数据效率高的端对端信息提取用于统计法律分析 (Data-efficient End-to-end Information Extraction for Statistical Legal Analysis)

Legal practitioners often face a vast amount of documents. Lawyers, for instance, search for appropriate precedents favorable to their clients, while the number of legal precedents is ever-growing. Although legal search engines can assist finding individual target documents and narrowing down the number of candidates, retrieved information is often presented as unstructured text and users have to examine each document thoroughly which could lead to information overloading. This also makes their statistical analysis challenging. Here, we present an end-to-end information extraction (IE) system for legal documents. By formulating IE as a generation task, our system can be easily applied to various tasks without domain-specific engineering effort.
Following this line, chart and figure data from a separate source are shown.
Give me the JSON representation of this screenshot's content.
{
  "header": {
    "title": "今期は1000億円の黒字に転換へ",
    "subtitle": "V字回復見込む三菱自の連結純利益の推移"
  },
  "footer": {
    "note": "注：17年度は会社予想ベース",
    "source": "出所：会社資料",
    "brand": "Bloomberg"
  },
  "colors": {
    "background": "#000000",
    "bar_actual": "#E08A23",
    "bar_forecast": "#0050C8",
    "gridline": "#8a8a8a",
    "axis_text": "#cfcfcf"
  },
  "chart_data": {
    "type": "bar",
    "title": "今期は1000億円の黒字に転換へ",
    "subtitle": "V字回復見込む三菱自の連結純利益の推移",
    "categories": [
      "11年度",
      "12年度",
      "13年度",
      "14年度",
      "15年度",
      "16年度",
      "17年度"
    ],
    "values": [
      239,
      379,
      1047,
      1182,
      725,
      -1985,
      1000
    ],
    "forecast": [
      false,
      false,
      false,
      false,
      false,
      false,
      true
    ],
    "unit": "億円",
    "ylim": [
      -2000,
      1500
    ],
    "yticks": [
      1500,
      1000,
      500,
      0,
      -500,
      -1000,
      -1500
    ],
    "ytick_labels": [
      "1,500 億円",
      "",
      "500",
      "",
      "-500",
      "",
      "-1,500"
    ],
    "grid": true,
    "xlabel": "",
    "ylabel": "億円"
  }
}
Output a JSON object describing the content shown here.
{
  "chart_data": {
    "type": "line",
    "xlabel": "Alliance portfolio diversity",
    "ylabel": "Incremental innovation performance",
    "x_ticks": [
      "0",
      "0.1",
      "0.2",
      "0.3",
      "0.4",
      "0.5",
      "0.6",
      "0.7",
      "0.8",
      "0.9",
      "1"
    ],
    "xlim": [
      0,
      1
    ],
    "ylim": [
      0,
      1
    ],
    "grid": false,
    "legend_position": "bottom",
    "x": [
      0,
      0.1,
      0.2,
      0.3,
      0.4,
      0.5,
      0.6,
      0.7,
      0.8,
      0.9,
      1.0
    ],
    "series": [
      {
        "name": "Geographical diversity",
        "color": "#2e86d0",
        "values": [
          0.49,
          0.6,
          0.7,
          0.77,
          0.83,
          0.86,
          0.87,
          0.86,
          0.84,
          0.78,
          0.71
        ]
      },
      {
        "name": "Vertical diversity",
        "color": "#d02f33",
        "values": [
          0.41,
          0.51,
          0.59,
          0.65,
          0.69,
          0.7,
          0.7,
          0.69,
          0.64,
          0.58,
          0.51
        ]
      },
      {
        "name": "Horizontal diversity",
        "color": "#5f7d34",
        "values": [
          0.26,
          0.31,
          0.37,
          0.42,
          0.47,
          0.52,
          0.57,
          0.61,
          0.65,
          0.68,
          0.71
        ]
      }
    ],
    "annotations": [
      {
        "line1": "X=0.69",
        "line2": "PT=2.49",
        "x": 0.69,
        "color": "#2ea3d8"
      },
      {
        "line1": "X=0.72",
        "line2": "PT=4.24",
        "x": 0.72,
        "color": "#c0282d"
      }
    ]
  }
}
The experimental results of four IE tasks on Korean precedents shows that our IE system can achieve competent scores (-2.3 on average) compared to the rule-based baseline with as few as 50 training examples per task and higher score (+5.4 on average) with 200 examples. Finally, our statistical analysis on two case categories--drunk driving and fraud--with 35k precedents reveals the resulting structured information from our IE system faithfully reflects the macroscopic features of Korean legal system.

翻译：例如,律师寻找适合其客户的适当先例,而法律先例的数量却在不断增加。虽然法律搜索引擎可以帮助寻找个人目标文件,缩小候选人人数,但检索的信息往往作为非结构化文本提供,用户必须彻底审查每份文件,从而导致信息超载。这也使其统计分析具有挑战性。在这里,我们为法律文件提出了一个端对端信息提取系统(IE)系统。通过将IE系统作为一代人的任务,我们的系统可以很容易地应用于各种任务,而无需具体领域的工程努力。韩国四项IE系统的实验结果显示,与基于规则的基线相比,我们IE系统平均能够达到合格的分数(2.3分),而每个任务只有50个培训实例,高分(平均+5.4分),有200个实例。最后,我们对两个案件类别-Drunk驱动和欺诈的统计分析有35k个先例,揭示了我们IE系统由此得出的结构化信息忠实地反映了韩国法律体系的宏观特征。